What 'are' Fermions, Fields, and Bosons?
Science should not pretend to answer questions about ontology or meaning. The studious avoidance of concepts of 'is-ness' or 'being' in this paper reflects this principle. Science should only attempt to discern quantity, mechanism, similarity and difference.

This model suggests that we can usefully consider fermions as vorticitating units of quantised space-time subtending curvatures affecting other fermions at a distance (giving rise to what we call fields). Secondly that the quantum jumping or acceleration of fermions can cause energy to propagate across space-time, (giving rise to what we call bosons).
None of these phenomena submit to easy visual analogy. None of these phenomena resemble anything in the domain of our everyday experience. We can never know what they 'are', for they resemble only themselves. We can only strive to improve our models of what they seem to do, and what we can do with them..

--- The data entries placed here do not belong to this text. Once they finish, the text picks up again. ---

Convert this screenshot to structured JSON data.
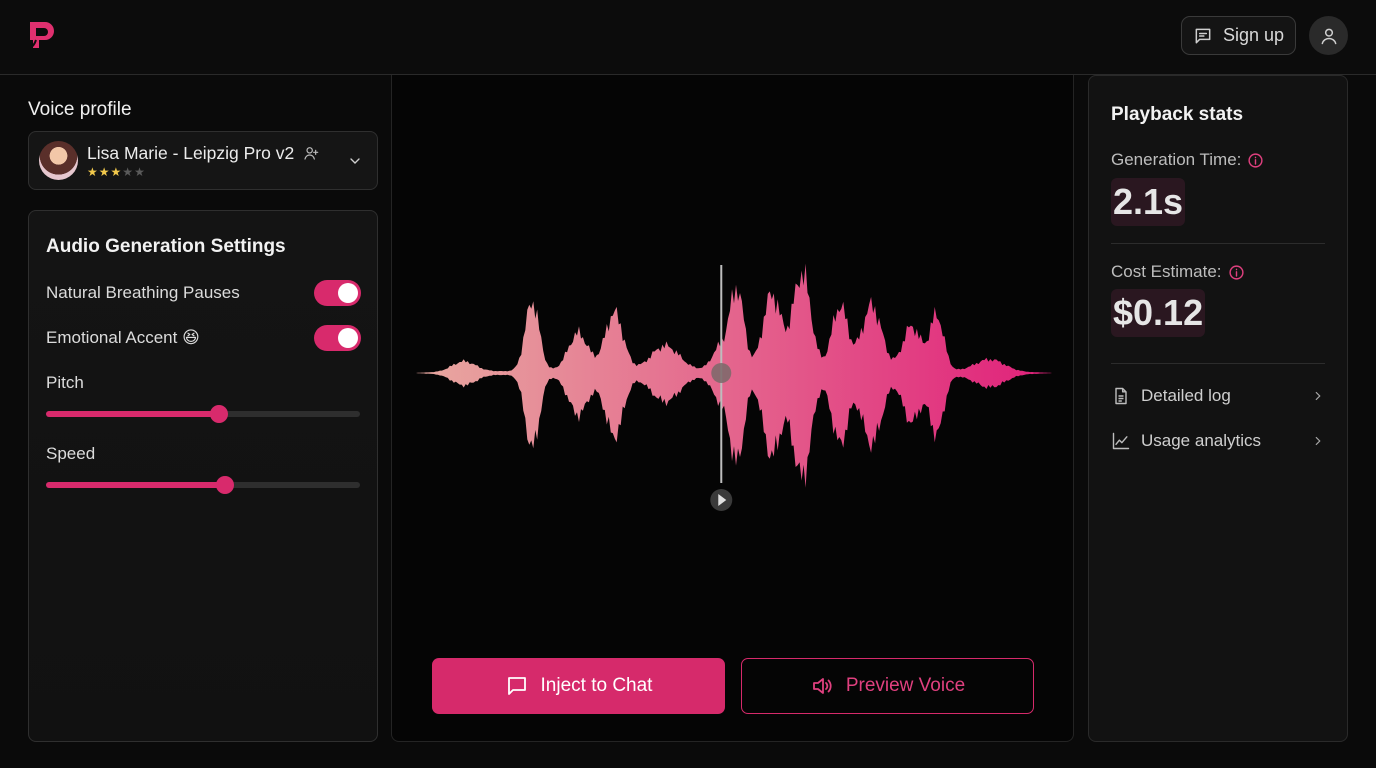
{
  "header": {
    "logo_icon": "brand-logo-icon",
    "signup_label": "Sign up",
    "signup_icon": "message-square-icon",
    "profile_icon": "user-icon"
  },
  "voice_profile": {
    "title": "Voice profile",
    "selected_name": "Lisa Marie - Leipzig Pro v2",
    "rating": 3,
    "rating_max": 5
  },
  "settings": {
    "title": "Audio Generation Settings",
    "toggles": [
      {
        "label": "Natural Breathing Pauses",
        "on": true
      },
      {
        "label": "Emotional Accent 😆",
        "on": true
      }
    ],
    "sliders": [
      {
        "label": "Pitch",
        "value": 0.55
      },
      {
        "label": "Speed",
        "value": 0.57
      }
    ]
  },
  "player": {
    "playhead_position": 0.48,
    "inject_label": "Inject to Chat",
    "preview_label": "Preview Voice"
  },
  "stats": {
    "title": "Playback stats",
    "generation_time_label": "Generation Time:",
    "generation_time_value": "2.1s",
    "cost_label": "Cost Estimate:",
    "cost_value": "$0.12",
    "links": [
      {
        "label": "Detailed log",
        "icon": "file-text-icon"
      },
      {
        "label": "Usage analytics",
        "icon": "line-chart-icon"
      }
    ]
  },
  "colors": {
    "accent": "#d82a6c",
    "wave_start": "#e8a9a0",
    "wave_end": "#e0207a",
    "background": "#0a0a0a"
  }
}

The author thanks those physicists who have offered insights and criticisms that have helped formulate the above hypotheses, and welcomes further criticism and collaboration, particularly to flesh out the algebra implied. In a later paper I hope to address the problems of quantum indeterminacy, superposition, and entanglement, in terms of three dimensional time. Superposition in particular may arise from 3D time pasts and futures which "collapse" to a 1D time present moment of observation.